The representation at each stage of rotation of conductor is shown in Fig below.

From the above, it is seen that the e.m.f. produced within the coil is alternating in nature and to convert to direct current a commutator is used. A commutator is a device by which current flows in single direction in the external circuit. The- simplest commutator for the above two pole generator is split ring and is represented in Fig. With the use of commutator the negative portion of the induced e.m.f. is converted into positive such that the current in the external circuit is in single direction. In Fig, two distinct positions of the conductor representing the positions shown in Fig and are shown with an external circuit. Note carefully the flow of current from the coil to the external circuit even though the current in coil side 'ab' and 'cd' change for every 180° rotation of the conductor. The graphical representation of e.m.f. in the external circuit is shown in Fig.

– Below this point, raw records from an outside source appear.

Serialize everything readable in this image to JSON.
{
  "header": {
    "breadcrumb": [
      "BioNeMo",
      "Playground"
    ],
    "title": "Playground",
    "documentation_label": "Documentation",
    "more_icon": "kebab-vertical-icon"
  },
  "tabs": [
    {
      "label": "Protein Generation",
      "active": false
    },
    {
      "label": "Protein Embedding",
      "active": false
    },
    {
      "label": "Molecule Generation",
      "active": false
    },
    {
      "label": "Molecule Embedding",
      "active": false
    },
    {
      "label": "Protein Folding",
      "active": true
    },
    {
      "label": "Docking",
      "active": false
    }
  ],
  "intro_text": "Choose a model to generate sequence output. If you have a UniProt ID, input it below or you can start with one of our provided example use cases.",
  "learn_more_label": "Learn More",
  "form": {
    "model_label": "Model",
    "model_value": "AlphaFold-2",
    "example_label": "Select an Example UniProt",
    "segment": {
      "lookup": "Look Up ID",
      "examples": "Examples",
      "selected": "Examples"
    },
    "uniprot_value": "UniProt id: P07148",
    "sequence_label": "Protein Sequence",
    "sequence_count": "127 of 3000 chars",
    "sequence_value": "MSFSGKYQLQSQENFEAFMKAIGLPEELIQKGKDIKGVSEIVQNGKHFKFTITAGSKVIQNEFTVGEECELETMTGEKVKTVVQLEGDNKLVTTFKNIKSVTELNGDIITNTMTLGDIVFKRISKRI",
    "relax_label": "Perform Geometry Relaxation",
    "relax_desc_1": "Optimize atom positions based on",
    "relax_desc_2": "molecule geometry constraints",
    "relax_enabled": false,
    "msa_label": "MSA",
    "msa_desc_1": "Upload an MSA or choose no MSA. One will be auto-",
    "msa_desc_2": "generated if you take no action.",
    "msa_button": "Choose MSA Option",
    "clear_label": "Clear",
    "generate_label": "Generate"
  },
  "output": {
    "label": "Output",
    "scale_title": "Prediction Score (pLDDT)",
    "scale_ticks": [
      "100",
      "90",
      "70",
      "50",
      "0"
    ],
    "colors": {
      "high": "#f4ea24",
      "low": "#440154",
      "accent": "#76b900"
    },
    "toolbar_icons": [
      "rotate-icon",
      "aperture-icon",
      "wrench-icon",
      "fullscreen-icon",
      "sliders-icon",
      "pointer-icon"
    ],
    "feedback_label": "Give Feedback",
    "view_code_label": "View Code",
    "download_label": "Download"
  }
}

Such unidirectional current is called direct current in short d.c. A generator which gives d.c. in the external circuit is called d.c. generator. Necessarily it uses a commutator.

FUNCTIONS OF SPLIT RING AND COMMUTATOR:

When the coil rotates, the e.m.f. induced in the conductor is of alternating in nature. The current in the conductor coil is the result of the e.m.f. produced in the conductor. Since the coil rotates, there should be a method of drawing the current for the external circuit from a rotating coil to, a stationary terminal. There are three methods of achieving this object. They are :

a. By using a split ring when the generator is of two pole
b. By using a commutator when the generator is of multipole
c. By using a slip ring

The split ring and commutator are used in case the current in the external circuit should, be uni-directional, and slip ring is used when the current in the external circuit has to be alternating. Fig. (a) shows a split ring while Fig (b) shows the commutator. In both the cases, two or four carbon brushes slide over it collecting the current from the rotating conductor. Commutators are used for d.c. machine as well as repulsion motors.
 (a) Commutator
 (b) Split Ring
A commutator consists of number of bars, an equal number of mica segments, and an iron core consisting of two end rims and a connecting shell on which the bars and mica segments are placed. Towards the bottom, the bars are partly cut out on both sides in the shape of a V for holding the commutator together by rings. Mica segments are used between bars to prevent adjacent bars from touching. The armature windings are connected to the commutator segments to enable the e.m.f. generated to be collected to a stationary terminal. Fig. shows the commutator assembly.